Bondy correctly asserted that some media members are too quick to heap praise on Marks when it's not all that difficult to construct a 28-win team. However, Bondy should have noted that there were no moves Marks could have made that would have vaulted the Nets into relevancy.

Marks inherited a disaster, a franchise bereft of assets. No first-round picks until 2019. A lousy roster of players with limited trade value. The top unrestricted free agents wanted no part of a losing environment.

So Marks prioritized off-the-court improvements. The Nets' "development culture" supervised by coach Kenny Atkinson is the real deal. Atkinson has gotten his guys to play hard most nights, no easy task given the frustrations of losing. The Nets played 50 games that were within a five-point margin with less than five minutes remaining, the second-most in the league. 

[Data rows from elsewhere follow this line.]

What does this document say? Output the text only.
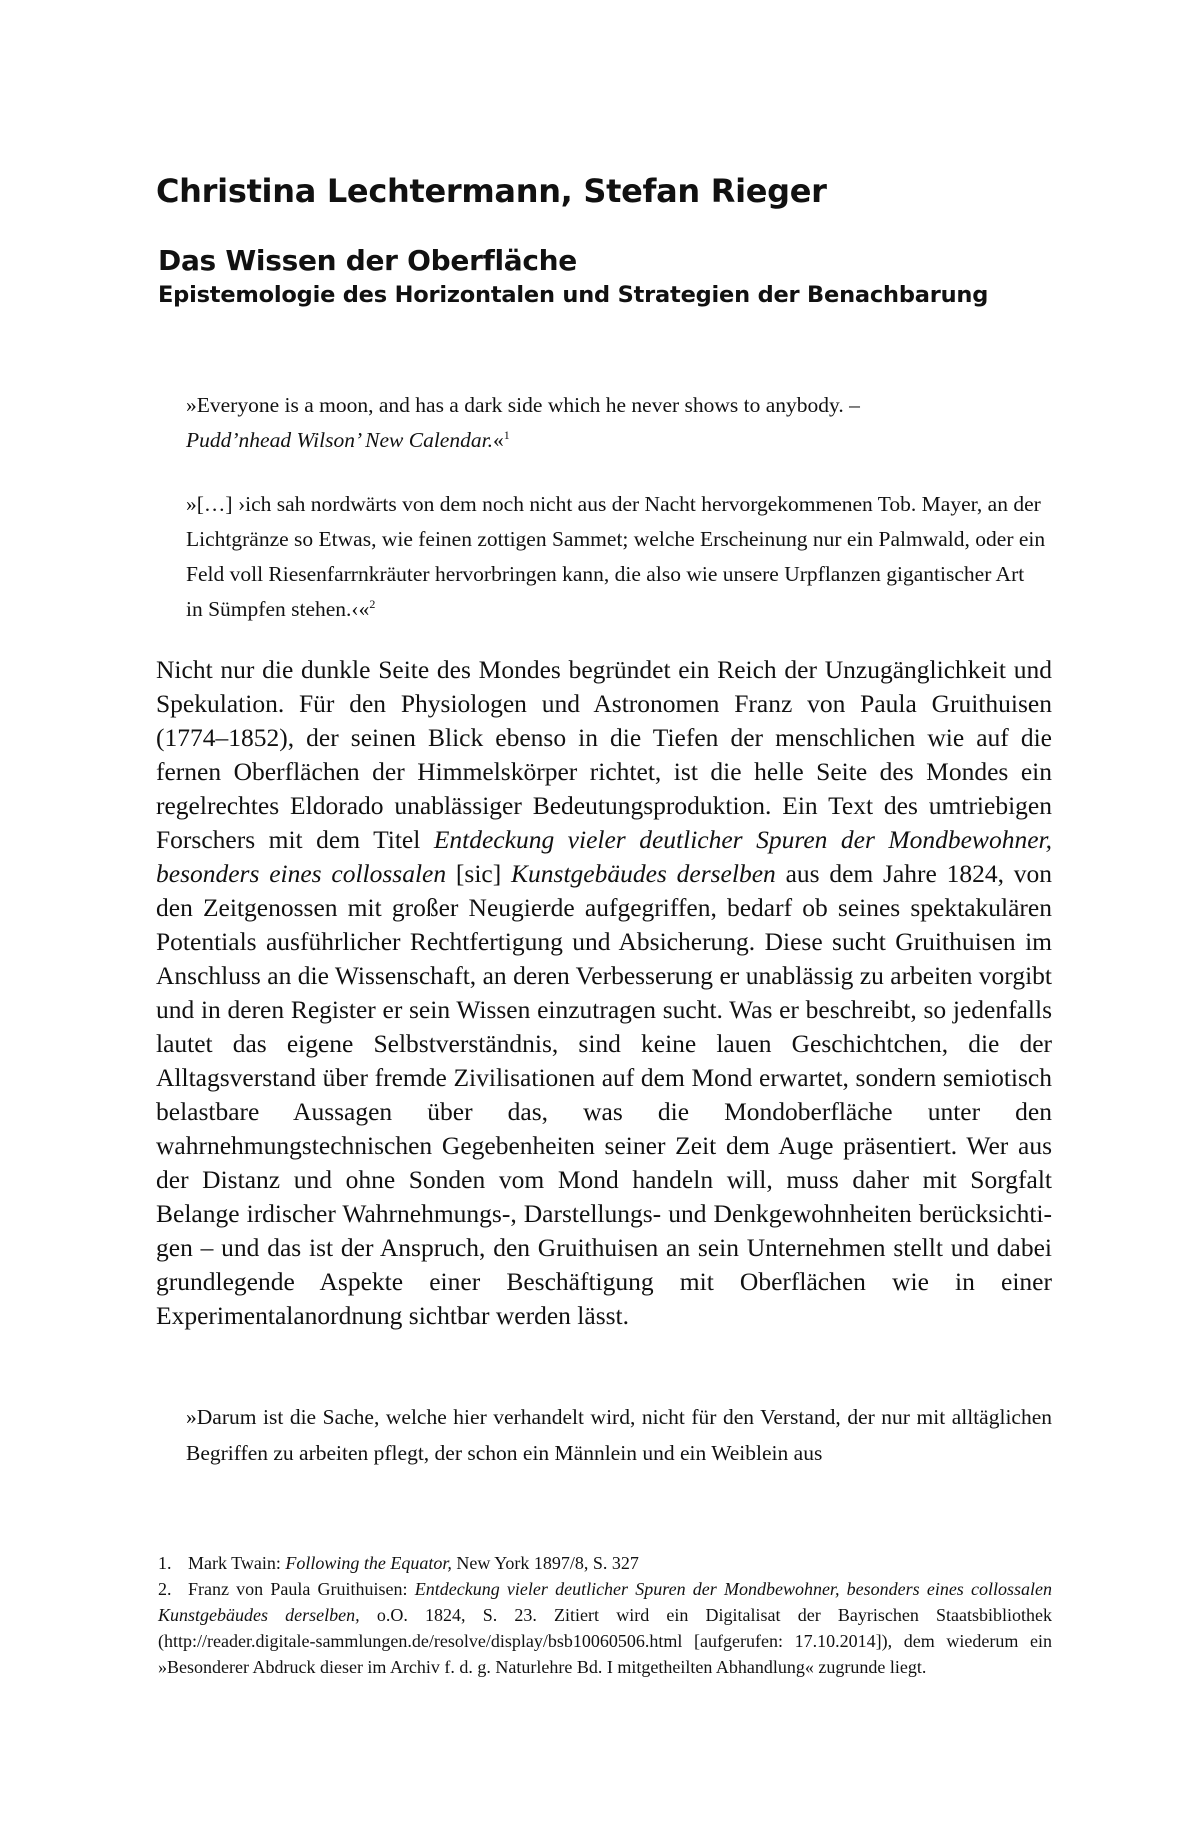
Christina Lechtermann, Stefan Rieger
Das Wissen der Oberfläche
Epistemologie des Horizontalen und Strategien der Benachbarung

»Everyone is a moon, and has a dark side which he never shows to anybody. –
Pudd’nhead Wilson’ New Calendar.«$^1$

»[…] ›ich sah nordwärts von dem noch nicht aus der Nacht hervorgekommenen Tob. Mayer, an der Lichtgränze so Etwas, wie feinen zottigen Sammet; welche Erscheinung nur ein Palmwald, oder ein Feld voll Riesenfarrnkräuter hervorbringen kann, die also wie unsere Urpflanzen gigantischer Art in Sümpfen stehen.‹«$^2$

Nicht nur die dunkle Seite des Mondes begründet ein Reich der Unzugänglichkeit und Spekulation. Für den Physiologen und Astronomen Franz von Paula Gruithuisen (1774–1852), der seinen Blick ebenso in die Tiefen der menschlichen wie auf die fernen Oberflächen der Himmelskörper richtet, ist die helle Seite des Mondes ein regelrechtes Eldorado unablässiger Bedeutungsproduktion. Ein Text des umtriebigen Forschers mit dem Titel Entdeckung vieler deutlicher Spuren der Mondbewohner, besonders eines collossalen [sic] Kunstgebäudes derselben aus dem Jahre 1824, von den Zeitgenossen mit großer Neugierde aufgegriffen, bedarf ob seines spektakulären Potentials ausführlicher Rechtfertigung und Absicherung. Diese sucht Gruithuisen im Anschluss an die Wissenschaft, an deren Verbesserung er unablässig zu arbeiten vorgibt und in deren Register er sein Wissen einzutragen sucht. Was er beschreibt, so jedenfalls lautet das eigene Selbstverständnis, sind keine lauen Geschichtchen, die der Alltagsverstand über fremde Zivilisationen auf dem Mond erwartet, sondern semiotisch belastbare Aussagen über das, was die Mondoberfläche unter den wahrnehmungstechnischen Gegebenheiten seiner Zeit dem Auge präsentiert. Wer aus der Distanz und ohne Sonden vom Mond handeln will, muss daher mit Sorgfalt Belange irdischer Wahrnehmungs-, Darstellungs- und Denkgewohnheiten berücksichtigen – und das ist der Anspruch, den Gruithuisen an sein Unternehmen stellt und dabei grundlegende Aspekte einer Beschäftigung mit Oberflächen wie in einer Experimentalanordnung sichtbar werden lässt.

»Darum ist die Sache, welche hier verhandelt wird, nicht für den Verstand, der nur mit alltäglichen Begriffen zu arbeiten pflegt, der schon ein Männlein und ein Weiblein aus

1. Mark Twain: Following the Equator, New York 1897/8, S. 327
2. Franz von Paula Gruithuisen: Entdeckung vieler deutlicher Spuren der Mondbewohner, besonders eines collossalen Kunstgebäudes derselben, o.O. 1824, S. 23. Zitiert wird ein Digitalisat der Bayrischen Staatsbibliothek (http://reader.digitale-sammlungen.de/resolve/display/bsb10060506.html [aufgerufen: 17.10.2014]), dem wiederum ein »Besonderer Abdruck dieser im Archiv f. d. g. Naturlehre Bd. I mitgetheilten Abhandlung« zugrunde liegt.
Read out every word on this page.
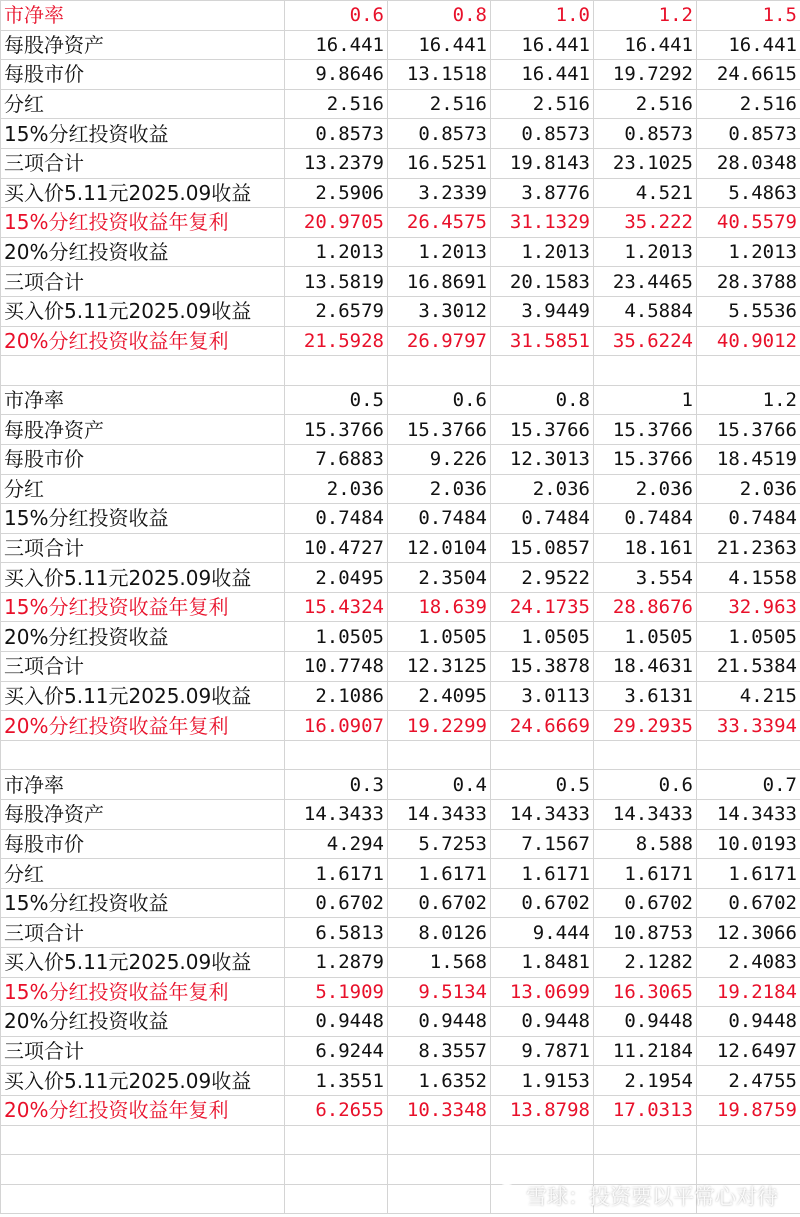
市净率	0.6	0.8	1.0	1.2	1.5
每股净资产	16.441	16.441	16.441	16.441	16.441
每股市价	9.8646	13.1518	16.441	19.7292	24.6615
分红	2.516	2.516	2.516	2.516	2.516
15%分红投资收益	0.8573	0.8573	0.8573	0.8573	0.8573
三项合计	13.2379	16.5251	19.8143	23.1025	28.0348
买入价5.11元2025.09收益	2.5906	3.2339	3.8776	4.521	5.4863
15%分红投资收益年复利	20.9705	26.4575	31.1329	35.222	40.5579
20%分红投资收益	1.2013	1.2013	1.2013	1.2013	1.2013
三项合计	13.5819	16.8691	20.1583	23.4465	28.3788
买入价5.11元2025.09收益	2.6579	3.3012	3.9449	4.5884	5.5536
20%分红投资收益年复利	21.5928	26.9797	31.5851	35.6224	40.9012

市净率	0.5	0.6	0.8	1	1.2
每股净资产	15.3766	15.3766	15.3766	15.3766	15.3766
每股市价	7.6883	9.226	12.3013	15.3766	18.4519
分红	2.036	2.036	2.036	2.036	2.036
15%分红投资收益	0.7484	0.7484	0.7484	0.7484	0.7484
三项合计	10.4727	12.0104	15.0857	18.161	21.2363
买入价5.11元2025.09收益	2.0495	2.3504	2.9522	3.554	4.1558
15%分红投资收益年复利	15.4324	18.639	24.1735	28.8676	32.963
20%分红投资收益	1.0505	1.0505	1.0505	1.0505	1.0505
三项合计	10.7748	12.3125	15.3878	18.4631	21.5384
买入价5.11元2025.09收益	2.1086	2.4095	3.0113	3.6131	4.215
20%分红投资收益年复利	16.0907	19.2299	24.6669	29.2935	33.3394

市净率	0.3	0.4	0.5	0.6	0.7
每股净资产	14.3433	14.3433	14.3433	14.3433	14.3433
每股市价	4.294	5.7253	7.1567	8.588	10.0193
分红	1.6171	1.6171	1.6171	1.6171	1.6171
15%分红投资收益	0.6702	0.6702	0.6702	0.6702	0.6702
三项合计	6.5813	8.0126	9.444	10.8753	12.3066
买入价5.11元2025.09收益	1.2879	1.568	1.8481	2.1282	2.4083
15%分红投资收益年复利	5.1909	9.5134	13.0699	16.3065	19.2184
20%分红投资收益	0.9448	0.9448	0.9448	0.9448	0.9448
三项合计	6.9244	8.3557	9.7871	11.2184	12.6497
买入价5.11元2025.09收益	1.3551	1.6352	1.9153	2.1954	2.4755
20%分红投资收益年复利	6.2655	10.3348	13.8798	17.0313	19.8759

雪球：投资要以平常心对待
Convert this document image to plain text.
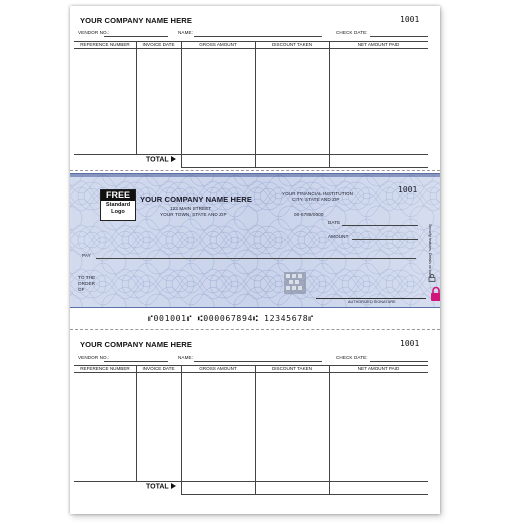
YOUR COMPANY NAME HERE	1001
VENDOR NO.:	NAME:	CHECK DATE:
REFERENCE NUMBER	INVOICE DATE	GROSS AMOUNT	DISCOUNT TAKEN	NET AMOUNT PAID
TOTAL
FREE
Standard
Logo
YOUR COMPANY NAME HERE
123 MAIN STREET
YOUR TOWN, STATE AND ZIP
YOUR FINANCIAL INSTITUTION
CITY, STATE AND ZIP
00-6789/0000
1001
DATE
AMOUNT
PAY
TO THE
ORDER
OF
AUTHORIZED SIGNATURE
Security features. Details on back.
⑈001001⑈ ⑆000067894⑆ 12345678⑈
YOUR COMPANY NAME HERE	1001
VENDOR NO.:	NAME:	CHECK DATE:
REFERENCE NUMBER	INVOICE DATE	GROSS AMOUNT	DISCOUNT TAKEN	NET AMOUNT PAID
TOTAL
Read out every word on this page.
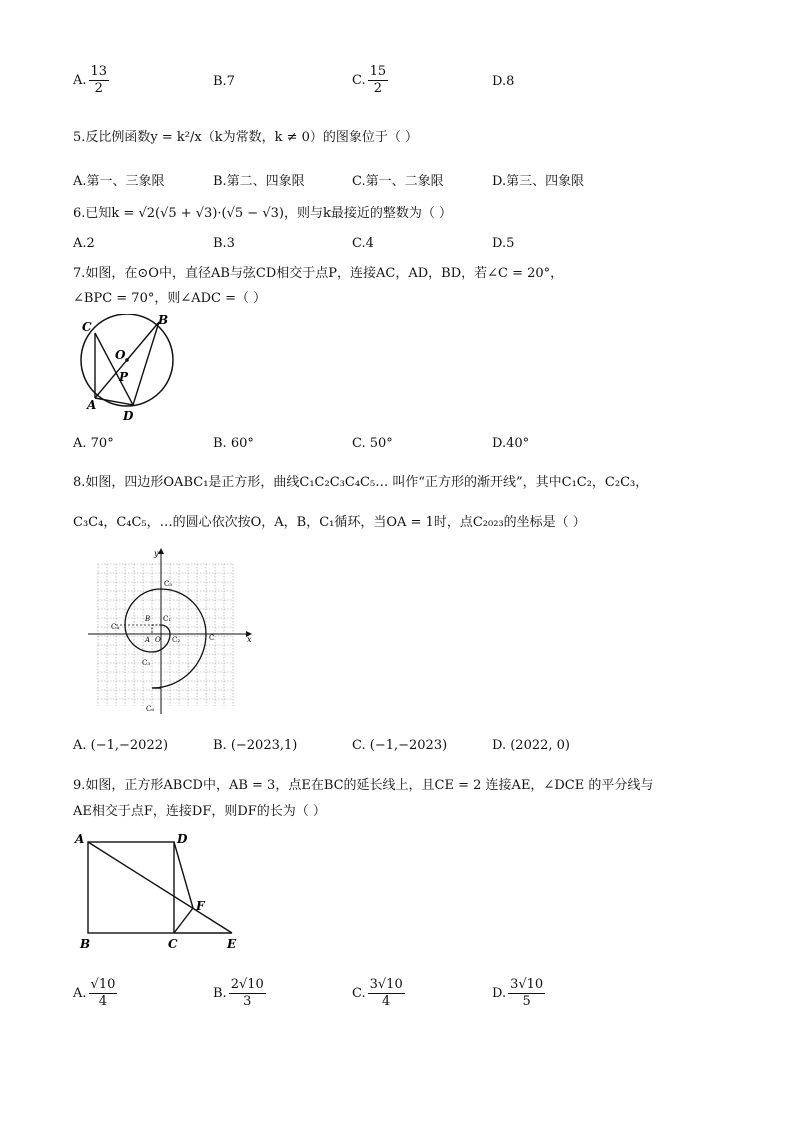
A. $\frac{13}{2}$	B.7	C. $\frac{15}{2}$	D.8
5.反比例函数y = k²/x（k为常数，k ≠ 0）的图象位于（ ）
A.第一、三象限	B.第二、四象限	C.第一、二象限	D.第三、四象限
6.已知k = √2(√5 + √3)·(√5 − √3)，则与k最接近的整数为（ ）
A.2	B.3	C.4	D.5
7.如图，在⊙O中，直径AB与弦CD相交于点P，连接AC，AD，BD，若∠C = 20°，
∠BPC = 70°，则∠ADC =（ ）
C	B
O
P
A
D
A. 70°	B. 60°	C. 50°	D.40°
8.如图，四边形OABC₁是正方形，曲线C₁C₂C₃C₄C₅… 叫作“正方形的渐开线”，其中C₁C₂，C₂C₃，
C₃C₄，C₄C₅，…的圆心依次按O，A，B，C₁循环，当OA = 1时，点C₂₀₂₃的坐标是（ ）
y
x
C₅
C₁
B
C₄
A O C₂
C₃
C₆
C
A. (−1,−2022)	B. (−2023,1)	C. (−1,−2023)	D. (2022, 0)
9.如图，正方形ABCD中，AB = 3，点E在BC的延长线上，且CE = 2 连接AE，∠DCE 的平分线与
AE相交于点F，连接DF，则DF的长为（ ）
A	D
F
B	C	E
A. $\frac{√10}{4}$	B. $\frac{2√10}{3}$	C. $\frac{3√10}{4}$	D. $\frac{3√10}{5}$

Equally impressive was that Atkinson got the most out of so many of his players.  Look at the numbers -- core guys from Crabbe to Harris to Rondae Hollis-Jefferson to Spencer Dinwiddie had career years. Guard Caris LeVert and center Jarrett Allen, first-round picks Marks acquired in trades the last two offseasons, showed enough to make us believe they could have significant upside. Even veterans such as Carroll, Quincy Acy and Dante Cunningham played at or above expectations.

Yet the Nets are still just 28-53, tied for the eighth-worst mark in a league that is rife with teams losing on purpose.

(Side note: It's time for the league to simplify its lottery rules. Fourteen nonplayoff teams, 14 pingpong balls. Blame analytics. It used to be that organizations would tank for that one potential transformational player at the very top of the draft. Now you have teams like the ninth-worst Knicks and the seventh-worst Bulls doing all they can within the rules to move down the standings one or two slots. ''Tis better to be as bad as possible, the numbers say. Never mind that it took the Sixers five years of utter embarrassment, plus some good fortune, to get to this point of legitimate contention. Or that annual tanking hasn't gone so well for teams like the Suns and Kings. The lottery odds changes set to take effect in 2019 wouldn't have curtailed the Bulls from benching their best players down by just four points with 4:14 remaining Monday.)   

Marks previously stated that the Nets won't join the tankers next season, after which they'll finally get to select from their own slot for the first time since 2013. It just might look that way. You couldn't tell from their play these last three seasons that they weren't tanking, either.

We can't say we weren't warned by Marks to be patient, that progress would be measured in small increments. Like we are actually watching grass grow.